The calcified juxta-articular mass is the radiological hallmark of tumoral calcinosis and radiological abnormalities are essentially limited to the soft tissues with only the occasional pressure erosion of underlying bony surfaces.  The adjacent joint space is always preserved. The differential diagnosis of soft-tissue calcification is wide-ranging and must be made with conditions producing soft tissue calcification and ossification, such as osteosarcoma, chondrosarcoma, myositis ossificans or heterotopic bone. With the use of radiography these diseases can be distinguished from tumoral calcinosis in the majority of patients. A biopsy may be warranted in some cases, particularly if musculoskeletal tumors are considered in the differential diagnosis.  In our case, a radiograph showed significant bony erosions of the distal and middle phalanges of the fifth DIP joint. The patient had undergone excision biopsy and the pathological report identified an inactive phase of tumoral calcinosis of the foot.

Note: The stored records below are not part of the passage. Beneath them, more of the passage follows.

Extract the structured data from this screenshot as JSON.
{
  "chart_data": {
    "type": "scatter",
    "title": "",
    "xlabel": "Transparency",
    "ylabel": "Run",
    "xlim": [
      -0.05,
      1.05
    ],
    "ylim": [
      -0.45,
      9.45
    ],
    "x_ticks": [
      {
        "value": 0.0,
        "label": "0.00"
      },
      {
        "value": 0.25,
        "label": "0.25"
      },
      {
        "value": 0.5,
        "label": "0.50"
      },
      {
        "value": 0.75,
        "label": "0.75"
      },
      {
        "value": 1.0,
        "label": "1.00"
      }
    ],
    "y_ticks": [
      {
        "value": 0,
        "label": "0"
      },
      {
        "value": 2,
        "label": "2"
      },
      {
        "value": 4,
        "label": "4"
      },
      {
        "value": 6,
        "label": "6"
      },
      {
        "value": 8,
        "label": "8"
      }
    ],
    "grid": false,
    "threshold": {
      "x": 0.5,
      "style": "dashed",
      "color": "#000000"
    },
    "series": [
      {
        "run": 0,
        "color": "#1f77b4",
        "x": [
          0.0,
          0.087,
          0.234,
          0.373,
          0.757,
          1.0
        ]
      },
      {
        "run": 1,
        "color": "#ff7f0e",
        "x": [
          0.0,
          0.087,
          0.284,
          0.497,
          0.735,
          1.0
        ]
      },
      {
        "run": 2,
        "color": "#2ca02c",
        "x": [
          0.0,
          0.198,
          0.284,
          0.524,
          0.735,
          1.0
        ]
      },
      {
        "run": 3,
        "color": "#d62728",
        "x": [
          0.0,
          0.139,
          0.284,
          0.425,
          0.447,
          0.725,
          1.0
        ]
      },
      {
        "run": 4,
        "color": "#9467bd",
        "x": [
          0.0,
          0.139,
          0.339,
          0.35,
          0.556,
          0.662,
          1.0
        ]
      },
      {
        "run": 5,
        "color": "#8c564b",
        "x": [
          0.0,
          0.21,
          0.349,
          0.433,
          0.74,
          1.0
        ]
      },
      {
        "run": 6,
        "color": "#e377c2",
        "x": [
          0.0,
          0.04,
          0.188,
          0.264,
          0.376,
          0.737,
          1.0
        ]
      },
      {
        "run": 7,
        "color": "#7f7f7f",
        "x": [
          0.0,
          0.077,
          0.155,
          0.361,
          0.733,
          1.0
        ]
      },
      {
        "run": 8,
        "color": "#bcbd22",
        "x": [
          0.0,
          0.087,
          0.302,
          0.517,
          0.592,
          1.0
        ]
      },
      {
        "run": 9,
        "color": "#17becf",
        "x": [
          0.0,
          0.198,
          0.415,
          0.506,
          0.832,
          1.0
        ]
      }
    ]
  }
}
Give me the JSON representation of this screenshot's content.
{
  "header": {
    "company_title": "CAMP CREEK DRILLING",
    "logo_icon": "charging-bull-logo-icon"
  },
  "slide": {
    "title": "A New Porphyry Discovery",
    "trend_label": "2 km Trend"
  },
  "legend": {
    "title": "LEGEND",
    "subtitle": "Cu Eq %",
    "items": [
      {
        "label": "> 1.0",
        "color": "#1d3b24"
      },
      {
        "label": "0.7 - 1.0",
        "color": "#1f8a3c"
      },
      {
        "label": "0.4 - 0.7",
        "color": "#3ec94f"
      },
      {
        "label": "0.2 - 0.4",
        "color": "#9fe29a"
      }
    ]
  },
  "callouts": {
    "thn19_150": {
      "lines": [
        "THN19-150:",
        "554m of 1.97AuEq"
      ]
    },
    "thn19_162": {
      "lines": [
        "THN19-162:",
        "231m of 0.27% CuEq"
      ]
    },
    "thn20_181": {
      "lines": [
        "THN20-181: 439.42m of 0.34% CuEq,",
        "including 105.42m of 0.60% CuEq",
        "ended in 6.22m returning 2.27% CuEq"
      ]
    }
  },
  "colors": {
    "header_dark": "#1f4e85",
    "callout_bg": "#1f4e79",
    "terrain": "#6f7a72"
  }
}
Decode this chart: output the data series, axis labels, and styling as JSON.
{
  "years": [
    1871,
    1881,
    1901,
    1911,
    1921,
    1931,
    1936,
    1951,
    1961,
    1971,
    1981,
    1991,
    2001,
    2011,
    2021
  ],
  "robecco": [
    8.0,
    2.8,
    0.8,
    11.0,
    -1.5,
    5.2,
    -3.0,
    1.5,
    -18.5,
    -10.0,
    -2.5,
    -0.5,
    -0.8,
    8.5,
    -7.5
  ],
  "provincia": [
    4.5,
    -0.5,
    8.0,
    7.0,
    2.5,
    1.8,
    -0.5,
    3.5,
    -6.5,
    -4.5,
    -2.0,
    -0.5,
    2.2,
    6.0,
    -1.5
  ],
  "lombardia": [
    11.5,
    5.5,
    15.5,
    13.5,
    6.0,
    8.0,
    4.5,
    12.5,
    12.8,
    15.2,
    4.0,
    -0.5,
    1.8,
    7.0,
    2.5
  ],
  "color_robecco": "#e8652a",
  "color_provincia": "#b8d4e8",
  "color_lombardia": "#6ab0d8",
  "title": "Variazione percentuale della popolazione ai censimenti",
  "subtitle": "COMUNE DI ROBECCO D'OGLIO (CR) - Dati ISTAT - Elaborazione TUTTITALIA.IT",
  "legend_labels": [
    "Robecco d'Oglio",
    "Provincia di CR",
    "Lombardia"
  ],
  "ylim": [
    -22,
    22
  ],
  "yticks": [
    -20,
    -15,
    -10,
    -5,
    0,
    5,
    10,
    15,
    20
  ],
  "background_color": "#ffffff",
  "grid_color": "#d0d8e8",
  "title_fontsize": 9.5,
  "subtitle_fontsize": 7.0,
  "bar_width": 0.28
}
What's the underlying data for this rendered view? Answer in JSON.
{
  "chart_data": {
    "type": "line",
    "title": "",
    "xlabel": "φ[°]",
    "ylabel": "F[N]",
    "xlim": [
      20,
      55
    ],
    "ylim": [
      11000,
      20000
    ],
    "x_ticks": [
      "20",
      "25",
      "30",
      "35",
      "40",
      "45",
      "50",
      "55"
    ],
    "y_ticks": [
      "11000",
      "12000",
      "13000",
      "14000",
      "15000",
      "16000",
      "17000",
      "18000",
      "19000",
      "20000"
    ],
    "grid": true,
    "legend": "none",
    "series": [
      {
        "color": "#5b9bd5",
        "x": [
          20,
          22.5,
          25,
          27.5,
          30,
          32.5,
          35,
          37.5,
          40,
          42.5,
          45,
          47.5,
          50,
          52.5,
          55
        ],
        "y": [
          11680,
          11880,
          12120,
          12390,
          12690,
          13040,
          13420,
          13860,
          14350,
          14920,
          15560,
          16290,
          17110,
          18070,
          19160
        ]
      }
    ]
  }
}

Traditionally, treatment was limited to excision, although recurrence was common.  In our patient, we have been following up for one year without any evidence of relapse. In addition, if there is pressure of calcinosis for an extended period of time, especially for younger patients, it could induce an underlying bone erosion or damage like in our patient; therefore, active treatment is indicated.